A orientação vem completa [...] tanto a mastologista como o oncologista falaram que teria que começar logo com a quimio para ver se o tumor, como ele ia reagir, regredir [...] já foi dito que seria um tratamento demorado. Eu teria que fazer a mastectomia, perder uma mama, faria também o esvaziamento da axila, posterior fazer radioterapia. Foi tudo muito explicado, então eu entrei sabendo o que eu iria fazer (U1-M1).
A comunicação assertiva é essencial no tratamento do câncer de mama, garantindo orientações claras sobre condutas e duração.

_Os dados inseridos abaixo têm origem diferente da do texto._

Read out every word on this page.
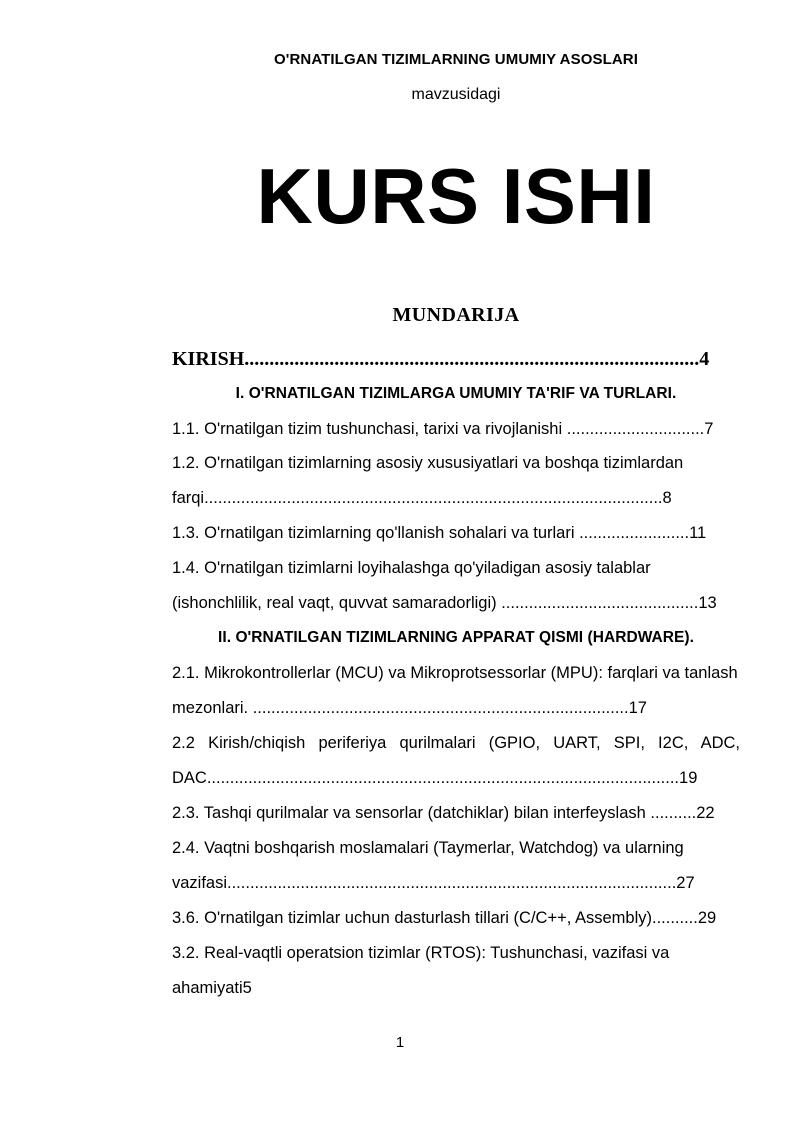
O'RNATILGAN TIZIMLARNING UMUMIY ASOSLARI
mavzusidagi
KURS ISHI
MUNDARIJA
KIRISH...........................................................................................4
I. O'RNATILGAN TIZIMLARGA UMUMIY TA'RIF VA TURLARI.
1.1. O'rnatilgan tizim tushunchasi, tarixi va rivojlanishi ..............................7
1.2. O'rnatilgan tizimlarning asosiy xususiyatlari va boshqa tizimlardan farqi....................................................................................................8
1.3. O'rnatilgan tizimlarning qo'llanish sohalari va turlari ........................11
1.4. O'rnatilgan tizimlarni loyihalashga qo'yiladigan asosiy talablar (ishonchlilik, real vaqt, quvvat samaradorligi) ...........................................13
II. O'RNATILGAN TIZIMLARNING APPARAT QISMI (HARDWARE).
2.1. Mikrokontrollerlar (MCU) va Mikroprotsessorlar (MPU): farqlari va tanlash mezonlari. ..................................................................................17
2.2 Kirish/chiqish periferiya qurilmalari (GPIO, UART, SPI, I2C, ADC, DAC.......................................................................................................19
2.3. Tashqi qurilmalar va sensorlar (datchiklar) bilan interfeyslash ..........22
2.4. Vaqtni boshqarish moslamalari (Taymerlar, Watchdog) va ularning vazifasi..................................................................................................27
3.6. O'rnatilgan tizimlar uchun dasturlash tillari (C/C++, Assembly)..........29
3.2. Real-vaqtli operatsion tizimlar (RTOS): Tushunchasi, vazifasi va ahamiyati5
1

As mulheres buscam informações sobre prognóstico, impactos na rotina e retomada da vida cotidiana22,23. Com o avanço do tratamento, novas dúvidas surgem, exigindo materiais educativos adaptados e espaços para esclarecimento24. Programas de navegação em rede fortalecem o cuidado contínuo e a comunicação entre usuárias e serviços de saúde, identificando necessidades individuais6,7. A capacitação dos profissionais para comunicação eficaz, compreensão da doença e conhecimento da RAS fortalece a confiança e promove um cuidado empático, centrado na pessoa24.
Além de conhecer a doença, as usuárias destacaram a importância de compreender seus direitos como pessoas com câncer, presente no relato de uma usuária da Macrorregião 3.
A médica disse que quem tinha câncer podia trabalhar, mas eu disse ‘e sem enxergar direito, como é que eu trabalho?’ Eu estou sem a visão [...] A gente não consegue o benefício, corta, aí quem não tem conhecimento de procurar um advogado, não tem (U2-M3).
A abordagem integral é um direito da usuária, mas a fragmentação do cuidado entre os níveis assistenciais tem comprometido sua efetividade. A APS, principal coordenadora do cuidado, deve garantir acompanhamento contínuo, independentemente do ponto da RAS, considerando as características individuais durante o tratamento24.
A falta de conhecimento sobre os direitos, somada à fragmentação entre os níveis assistenciais, pode impactar negativamente a vida da mulher, como relata uma usuária da Macrorregião 2:
No início, eu vinha de lotação. Foram muitos gastos que eu tive, vinha pagando 90,00 por pessoa. E meu esposo sempre me acompanhando. Aí, quer dizer, 180,00 para vir e 180,00 para voltar. Eu fiquei nisso de outubro até maio. Aí, depois, eu descobri o TFD (U2-M2).
O depoimento evidencia a descontinuidade do cuidado pela APS e a ausência de programas de navegação, essenciais para identificar barreiras como acesso limitado, desconhecimento de direitos e dificuldades financeiras. Esses programas podem impactar positivamente a vida das mulheres, garantindo-lhes suporte adequado e respeito às suas singularidades6-7. A limitação no acesso a serviços e informações jurídicas é um entrave significativo, pois muitas desconhecem seus direitos médicos e legais4. Nessa perspectiva, a assistência social durante o tratamento desempenha um papel fundamental na orientação e no apoio às mulheres no enfrentamento do câncer23-25.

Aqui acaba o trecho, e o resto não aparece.